I welcome the changes the Government have implemented, the extra investment for mental health support in schools, and the expansion of that support to 100% of schools by 2030, but I have some specific asks of the Minister, supported by mental health charities. First, will she ensure that reducing waiting times for non-urgent community mental health care is included as a specific priority in NHS planning guidance? That would send a clear message to local systems that this must be tackled alongside elective physical care.
Secondly, Mind, the mental health charity, says that reducing mental health care waiting times must be treated as a core test of parity of esteem; Rethink makes the same point. Will the Minister commit to fully rolling out the access and waiting time standards consulted on by NHS England in 2021 to ensure that emergency mental health care is provided within one hour, urgent care within four hours and community care within four weeks?
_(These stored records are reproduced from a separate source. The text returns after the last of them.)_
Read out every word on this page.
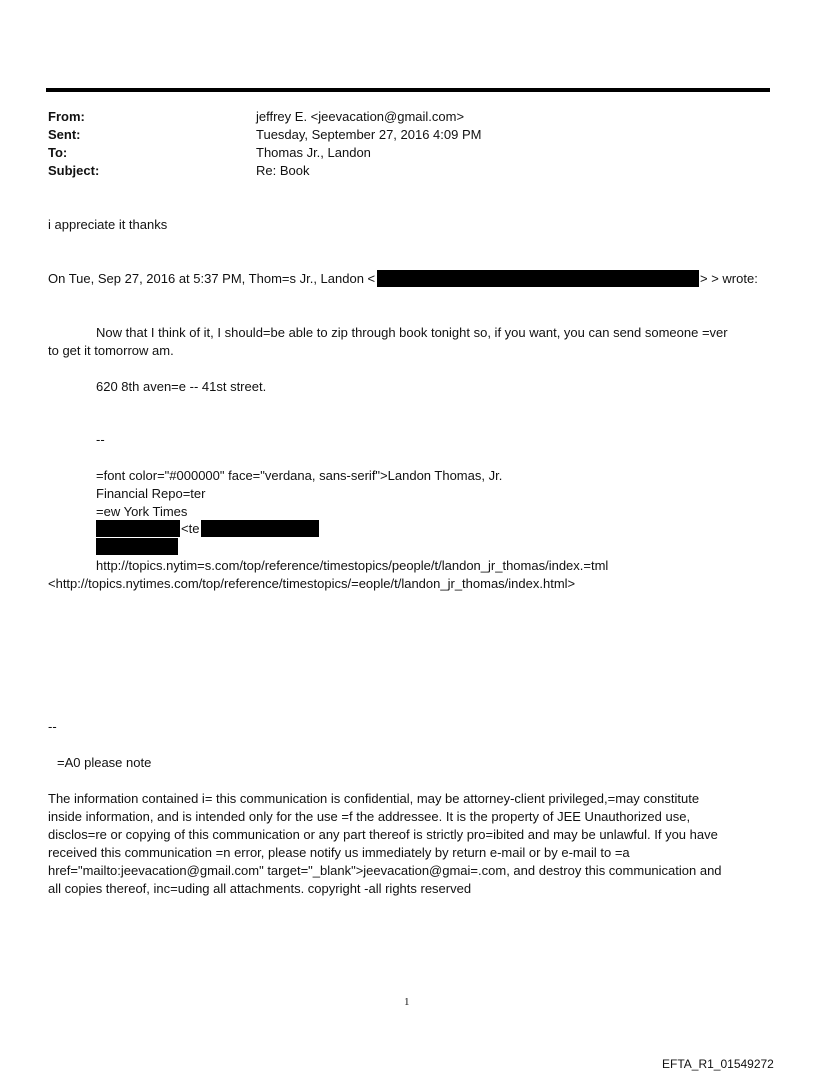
From:	jeffrey E. <jeevacation@gmail.com>
Sent:	Tuesday, September 27, 2016 4:09 PM
To:	Thomas Jr., Landon
Subject:	Re: Book
i appreciate it thanks
On Tue, Sep 27, 2016 at 5:37 PM, Thom=s Jr., Landon <	> > wrote:
Now that I think of it, I should=be able to zip through book tonight so, if you want, you can send someone =ver
to get it tomorrow am.
620 8th aven=e -- 41st street.
--
=font color="#000000" face="verdana, sans-serif">Landon Thomas, Jr.
Financial Repo=ter
=ew York Times
<te
http://topics.nytim=s.com/top/reference/timestopics/people/t/landon_jr_thomas/index.=tml
<http://topics.nytimes.com/top/reference/timestopics/=eople/t/landon_jr_thomas/index.html>
--
=A0 please note
The information contained i= this communication is confidential, may be attorney-client privileged,=may constitute
inside information, and is intended only for the use =f the addressee. It is the property of JEE Unauthorized use,
disclos=re or copying of this communication or any part thereof is strictly pro=ibited and may be unlawful. If you have
received this communication =n error, please notify us immediately by return e-mail or by e-mail to =a
href="mailto:jeevacation@gmail.com" target="_blank">jeevacation@gmai=.com, and destroy this communication and
all copies thereof, inc=uding all attachments. copyright -all rights reserved
1
EFTA_R1_01549272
Thirdly, to help us to meet our shared ambitions for parity of esteem, will the Minister outline how we will work together to reverse the projected decline over the next two years in the proportion of NHS funding spent on mental health? Will the Government also commit to protecting the mental health investment standard until a long-term alternative funding plan is firmly in place?
Finally, the Government have outlined an ambitious shift toward neighbourhood health services. How will the Department ensure that community mental health is a central component of this roll-out, so that patients can access multidisciplinary support before they reach crisis point? We have a historic opportunity to build a national health service that treats the mind and the body with equal respect. I look forward to the Minister’s response on how we will finally deliver true parity of esteem between physical and mental health services.